Qualitatively, the image generated lacks any structure found in natural images and quantitatively we observe a FID of 59.65 in this setting. While position-wise sampling of continuous representation would improve the diversity of the image generation, the continuous embeddings are global and do not allow the same token-wise decomposition of DLC. This aligns with the observation that continuous embeddings lack the localized semantics needed for token-wise decomposition, highlighting a key advantage of DLCs.

Continuous interpolation with DLC

Following the reviewer’s suggestion, we implemented interpolation by adjusting the token sampling ratios between two DLCs, instead of fixing the sampling to be uniform across DLCs. As we interpolate the sampling ratio of the DLCs, we observe meaningful semantic transitions of semantic features from one image to the other. We will include qualitative examples in the appendix.

SEDD generation parameters ablation

As detailed in Appendix A, we study the effect of the resampling ratio in our sampling procedure. We observe that increased resampling improves generation quality while having limited impact on diversity. Our sampling is based on the Tweedie denoising framework [2; algorithm 2], which does not include a temperature parameter.

评论

Dear Reviewers,

Thanks for your hard work during the review process. We are now in the author-reviewer discussion period.

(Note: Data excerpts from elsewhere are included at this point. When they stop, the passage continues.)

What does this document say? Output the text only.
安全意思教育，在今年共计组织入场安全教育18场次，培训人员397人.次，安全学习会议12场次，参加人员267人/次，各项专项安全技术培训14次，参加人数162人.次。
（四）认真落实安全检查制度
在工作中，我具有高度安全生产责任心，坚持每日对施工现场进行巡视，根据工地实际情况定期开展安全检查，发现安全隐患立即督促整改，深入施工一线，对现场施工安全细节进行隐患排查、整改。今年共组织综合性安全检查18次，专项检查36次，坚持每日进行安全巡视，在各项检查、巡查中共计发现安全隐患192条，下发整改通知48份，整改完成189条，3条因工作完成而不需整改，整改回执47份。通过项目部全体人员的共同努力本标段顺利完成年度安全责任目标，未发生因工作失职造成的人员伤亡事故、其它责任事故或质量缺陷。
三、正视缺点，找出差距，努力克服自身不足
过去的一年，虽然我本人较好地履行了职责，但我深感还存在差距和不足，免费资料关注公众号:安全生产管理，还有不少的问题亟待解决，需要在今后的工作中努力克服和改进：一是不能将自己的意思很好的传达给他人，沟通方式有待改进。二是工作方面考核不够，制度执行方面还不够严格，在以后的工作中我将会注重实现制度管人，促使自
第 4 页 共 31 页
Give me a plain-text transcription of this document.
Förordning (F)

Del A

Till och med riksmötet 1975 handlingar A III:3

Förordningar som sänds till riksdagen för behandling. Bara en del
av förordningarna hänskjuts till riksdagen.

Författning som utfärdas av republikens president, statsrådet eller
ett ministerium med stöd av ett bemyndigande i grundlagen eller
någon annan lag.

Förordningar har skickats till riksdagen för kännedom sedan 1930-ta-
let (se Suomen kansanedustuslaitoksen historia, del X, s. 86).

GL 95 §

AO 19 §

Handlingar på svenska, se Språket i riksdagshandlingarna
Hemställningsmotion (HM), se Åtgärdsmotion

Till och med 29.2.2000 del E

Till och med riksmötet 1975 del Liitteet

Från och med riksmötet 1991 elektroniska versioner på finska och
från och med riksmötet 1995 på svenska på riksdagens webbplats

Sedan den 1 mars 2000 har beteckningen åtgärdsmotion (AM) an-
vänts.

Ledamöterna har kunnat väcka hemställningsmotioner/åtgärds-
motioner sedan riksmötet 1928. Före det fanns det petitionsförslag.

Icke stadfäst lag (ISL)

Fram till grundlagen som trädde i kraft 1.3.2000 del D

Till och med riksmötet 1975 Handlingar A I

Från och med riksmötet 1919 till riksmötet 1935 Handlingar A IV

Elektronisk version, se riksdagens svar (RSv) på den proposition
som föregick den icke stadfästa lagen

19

Please (1) carefully read all other reviews and the author responses; (2) start discussion with authors if you still have concerns as early as possible so that authors could have enough time to response; (3) acknowledge and update your final rating. Your engagement in the period is crucial for ACs to make the final recommendation.

Thanks,

AC

评论

Dear Reviewers,

Please note that submitting mandatory acknowledgement without posting a single sentence to authors in discussions is not permitted. Whether your concerns have been addressed or not, please do tell the authors. Please also note that non-participating reviewers will receive possible penalties of this year's responsible reviewing initiative and future reviewing invitations.

Thanks,

AC

最终决定

This paper presents a novel method that explores learning discrete latent representations from images in a self-supervised way for conditional/unconditional image generation with diffusion models. Reviewers acknowledged the motivation, method design, and strong performance of the proposed method, while initially raising some concerns, such as high computation cost, unclear generalizability to other datasets, and limited text-to-image generation results.

After the rebuttal, the authors addressed most of the concerns, and all reviewers agreed to accept this paper. AC read all the reviews, author rebuttals, and the paper, and believes this is a good paper for generative modelling and recommends acceptance.